De l'autre côté de l'hémicycle, les députés de gauche se sont inquiétés de réponses qui seraient "uniquement sécuritaires", ainsi que l'a formulé Davy Rimane (Gauche démocrate et républicaine). "Il nous faut certes frapper fort, frapper juste et frapper durablement, mais veiller fermement au respect de l'Etat de droit qui garantit la sécurité sans sacrifier les principes qui fondent notre démocratie", a mis en garde Roger Vicot (Socialistes), évoquant notamment "l'évolution débridée des technologies de surveillance".
Co-rapporteur de loi visant à sortir la France du piège du narcotrafic, adoptée en avril dernier, il a plaidé pour une "grande loi de prévention" ainsi qu'une "convention citoyenne de lutte contre le narcotrafic". "Nous n'éviterons pas un débat de fond sur la question complexe de la légalisation ou de la dépénalisation du cannabis", a enfin estimé Roger Vicot.
"Couper l'argent c'est couper le moteur du narcotrafic", a déclaré la ministre des Comptes publics, Amélie de Montchalin, qui a annoncé le renforcement de la lutte contre le blanchiment, la saisie avoirs criminels et des capacités de contrôles douaniers.
Cette volonté de "taper au portefeuille" a été largement approuvée par les députés, qui ont, eux aussi, formulé plsuieurs propositions. Pouria Amirshahi (Ecologiste et social) a ainsi défendu le "création d'un état-major dédié et d'un parquet national spécialisé" dans la lutte contre le narcotrafic. Il a également préconisé de mieux cibler les têtes de réseaux. "Vous choisissez toujours de taper sur la petite délinquance dont la main d'oeuvre sera inépuisable tant que les chefs auront les moyens d'agir", a-t-il regretté.

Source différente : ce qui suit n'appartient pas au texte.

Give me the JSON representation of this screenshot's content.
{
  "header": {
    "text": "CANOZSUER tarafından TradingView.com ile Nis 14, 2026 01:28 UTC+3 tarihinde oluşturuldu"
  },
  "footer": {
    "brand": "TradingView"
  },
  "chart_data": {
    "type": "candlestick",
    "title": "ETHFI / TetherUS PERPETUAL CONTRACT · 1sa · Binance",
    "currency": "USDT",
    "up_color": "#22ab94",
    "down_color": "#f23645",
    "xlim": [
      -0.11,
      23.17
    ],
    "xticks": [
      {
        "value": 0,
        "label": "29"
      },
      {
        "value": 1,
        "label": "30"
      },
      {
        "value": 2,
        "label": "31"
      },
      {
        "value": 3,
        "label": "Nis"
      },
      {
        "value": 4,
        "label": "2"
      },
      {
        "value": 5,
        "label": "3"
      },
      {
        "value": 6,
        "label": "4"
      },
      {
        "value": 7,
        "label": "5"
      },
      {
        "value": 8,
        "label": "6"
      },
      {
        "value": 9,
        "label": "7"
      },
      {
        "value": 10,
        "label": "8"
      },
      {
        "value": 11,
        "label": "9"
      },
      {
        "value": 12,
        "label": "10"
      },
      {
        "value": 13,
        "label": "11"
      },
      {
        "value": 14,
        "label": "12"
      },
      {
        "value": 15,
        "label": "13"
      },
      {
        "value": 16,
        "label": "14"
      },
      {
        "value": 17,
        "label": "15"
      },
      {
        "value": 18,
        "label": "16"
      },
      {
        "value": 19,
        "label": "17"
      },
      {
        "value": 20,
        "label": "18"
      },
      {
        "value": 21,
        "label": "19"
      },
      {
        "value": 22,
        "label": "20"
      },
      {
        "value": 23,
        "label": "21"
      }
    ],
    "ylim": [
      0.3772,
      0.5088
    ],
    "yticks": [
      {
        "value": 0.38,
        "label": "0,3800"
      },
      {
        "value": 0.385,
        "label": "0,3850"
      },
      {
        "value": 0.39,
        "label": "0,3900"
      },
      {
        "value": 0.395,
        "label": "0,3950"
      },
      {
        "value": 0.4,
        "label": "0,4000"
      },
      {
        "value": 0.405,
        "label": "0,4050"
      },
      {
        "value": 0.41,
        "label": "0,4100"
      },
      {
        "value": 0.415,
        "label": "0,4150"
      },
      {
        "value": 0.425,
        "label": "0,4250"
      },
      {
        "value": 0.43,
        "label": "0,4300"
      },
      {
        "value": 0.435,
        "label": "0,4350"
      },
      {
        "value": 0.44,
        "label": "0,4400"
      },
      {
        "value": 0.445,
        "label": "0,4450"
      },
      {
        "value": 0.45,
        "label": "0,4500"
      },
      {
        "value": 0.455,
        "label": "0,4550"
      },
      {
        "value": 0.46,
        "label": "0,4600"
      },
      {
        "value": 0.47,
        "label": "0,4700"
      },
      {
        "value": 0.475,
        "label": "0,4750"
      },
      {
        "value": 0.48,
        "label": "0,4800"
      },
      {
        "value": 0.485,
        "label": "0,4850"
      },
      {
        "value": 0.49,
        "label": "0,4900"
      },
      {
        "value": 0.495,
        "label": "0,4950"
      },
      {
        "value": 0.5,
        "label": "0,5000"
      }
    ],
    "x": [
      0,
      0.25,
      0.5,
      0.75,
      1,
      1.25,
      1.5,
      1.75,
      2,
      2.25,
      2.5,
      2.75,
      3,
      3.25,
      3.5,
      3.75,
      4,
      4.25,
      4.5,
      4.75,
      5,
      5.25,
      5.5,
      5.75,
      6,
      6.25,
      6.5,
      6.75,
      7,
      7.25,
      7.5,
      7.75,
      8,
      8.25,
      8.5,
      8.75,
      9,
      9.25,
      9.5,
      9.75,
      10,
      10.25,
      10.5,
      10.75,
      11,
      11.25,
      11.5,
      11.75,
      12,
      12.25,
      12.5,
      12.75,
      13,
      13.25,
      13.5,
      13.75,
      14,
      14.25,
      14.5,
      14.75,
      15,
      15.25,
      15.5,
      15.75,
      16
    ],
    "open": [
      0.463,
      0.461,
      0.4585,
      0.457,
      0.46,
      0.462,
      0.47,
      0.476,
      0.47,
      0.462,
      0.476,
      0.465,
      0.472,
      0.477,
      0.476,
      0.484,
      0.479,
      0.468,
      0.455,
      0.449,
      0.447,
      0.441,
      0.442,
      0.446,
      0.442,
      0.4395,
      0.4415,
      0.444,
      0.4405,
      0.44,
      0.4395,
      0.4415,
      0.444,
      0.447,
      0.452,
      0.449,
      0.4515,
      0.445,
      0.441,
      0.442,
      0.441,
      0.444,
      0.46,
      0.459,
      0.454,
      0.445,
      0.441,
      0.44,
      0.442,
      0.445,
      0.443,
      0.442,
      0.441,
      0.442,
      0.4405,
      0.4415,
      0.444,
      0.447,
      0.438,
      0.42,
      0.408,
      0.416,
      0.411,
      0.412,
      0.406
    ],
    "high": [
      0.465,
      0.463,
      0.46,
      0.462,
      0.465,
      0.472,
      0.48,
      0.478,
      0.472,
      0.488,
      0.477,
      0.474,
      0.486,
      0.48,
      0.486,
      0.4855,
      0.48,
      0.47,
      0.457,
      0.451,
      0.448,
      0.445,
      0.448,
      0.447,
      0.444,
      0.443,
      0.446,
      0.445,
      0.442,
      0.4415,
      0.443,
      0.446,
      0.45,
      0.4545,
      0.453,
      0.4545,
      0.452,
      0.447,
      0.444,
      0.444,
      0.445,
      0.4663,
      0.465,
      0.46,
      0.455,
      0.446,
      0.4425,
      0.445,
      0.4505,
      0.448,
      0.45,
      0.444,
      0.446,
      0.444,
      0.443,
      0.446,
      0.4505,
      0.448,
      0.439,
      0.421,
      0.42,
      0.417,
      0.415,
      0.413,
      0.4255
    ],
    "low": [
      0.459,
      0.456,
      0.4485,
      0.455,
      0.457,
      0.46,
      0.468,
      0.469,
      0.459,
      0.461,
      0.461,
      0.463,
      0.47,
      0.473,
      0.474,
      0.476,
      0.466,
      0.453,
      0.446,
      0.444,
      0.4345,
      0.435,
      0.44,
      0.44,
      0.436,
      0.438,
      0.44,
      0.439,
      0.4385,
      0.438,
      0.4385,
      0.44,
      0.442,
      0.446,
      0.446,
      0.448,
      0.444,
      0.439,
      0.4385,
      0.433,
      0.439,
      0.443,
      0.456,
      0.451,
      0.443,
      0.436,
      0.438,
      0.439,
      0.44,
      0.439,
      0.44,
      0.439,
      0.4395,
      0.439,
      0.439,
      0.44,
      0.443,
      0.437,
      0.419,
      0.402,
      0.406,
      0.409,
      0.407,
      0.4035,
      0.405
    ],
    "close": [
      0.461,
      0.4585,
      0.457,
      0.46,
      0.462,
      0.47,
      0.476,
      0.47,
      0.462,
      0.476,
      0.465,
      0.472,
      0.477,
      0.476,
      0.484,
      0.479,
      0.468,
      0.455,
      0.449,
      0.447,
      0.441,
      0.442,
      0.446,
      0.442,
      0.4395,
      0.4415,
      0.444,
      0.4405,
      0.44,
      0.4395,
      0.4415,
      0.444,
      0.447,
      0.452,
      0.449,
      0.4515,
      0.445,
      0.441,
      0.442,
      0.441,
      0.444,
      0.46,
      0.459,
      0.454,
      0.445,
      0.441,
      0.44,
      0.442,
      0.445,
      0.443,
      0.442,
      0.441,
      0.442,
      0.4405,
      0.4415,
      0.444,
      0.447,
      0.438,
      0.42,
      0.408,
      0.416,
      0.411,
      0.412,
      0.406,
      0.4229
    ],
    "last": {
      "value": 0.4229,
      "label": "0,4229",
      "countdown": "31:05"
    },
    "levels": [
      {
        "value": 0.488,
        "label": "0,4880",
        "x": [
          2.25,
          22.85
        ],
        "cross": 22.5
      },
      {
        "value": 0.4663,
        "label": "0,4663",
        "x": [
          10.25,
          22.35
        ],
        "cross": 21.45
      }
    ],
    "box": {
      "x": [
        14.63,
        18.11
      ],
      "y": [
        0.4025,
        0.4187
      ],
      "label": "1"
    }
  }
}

De son côté, Christine Lingemann (Les Démocrates) a proposé d'"instaurer une procédure d'injonction pour richesse inexpliquée, quand le train de vie d'un individu ne correspond pas à ses revenus" et de systématiser la "présomption de blanchiment". Vincent Caure (Ensemble pour la République) a quant à lui annoncé le lancement mission d'évaluation pour "une loi Narcotafic 2", afin notamment de mieux "poursuivre les commanditaires situés à l'étranger".
Enfin, la discussion a aussi porté sur la situation des territoires ultramarins, qui sont "souvent exposés en premier, car ils sont traversés par les grandes routes internationales de la drogue", a exposé la ministre des Outre-mer, Naïma Moutchou. Et d'ajouter qu'une grande partie de la lutte contre narcotrafic s'effectue dans ces territoires qui "protègent ainsi l'Hexagone".

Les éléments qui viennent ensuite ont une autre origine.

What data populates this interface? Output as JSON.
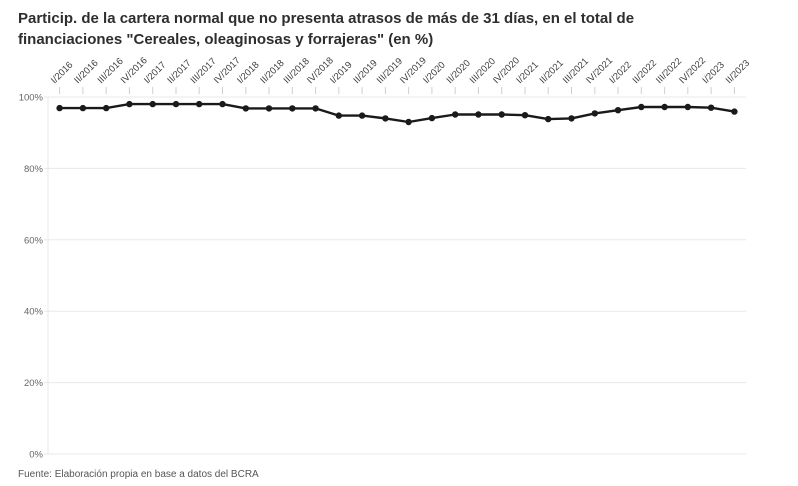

Le trafic de stupéfiants "s'y manifeste avec une intensité accrue, avec un chômage plus élevé, une pauvreté plus massive, des services publics plus fragiles. Les Outre-mer ne sont pas des exceptions, ils agissent comme un effet loupe des dysfonctionnements nationaux", a pointé Davy Rimane (Gauche démocrate et républicaine). Le député de Guyane dénoncé une "justice sous-dotée, des délais incompatibles avec la gravité des faits et une perte de crébilité de l'institution judiciaire", demandant que davantage de moyens soient attribués à la lutte contre le narcotrafic dans ces territoires.
A l'issue du débat, la déclaration du gouvernement sur "la lutte contre le narcotrafic et la criminalité organisée" a été approuvée par les députés par 394 voix "pour", 61 "contre", et 2 abstentions (détail du scrutin à consulter ici).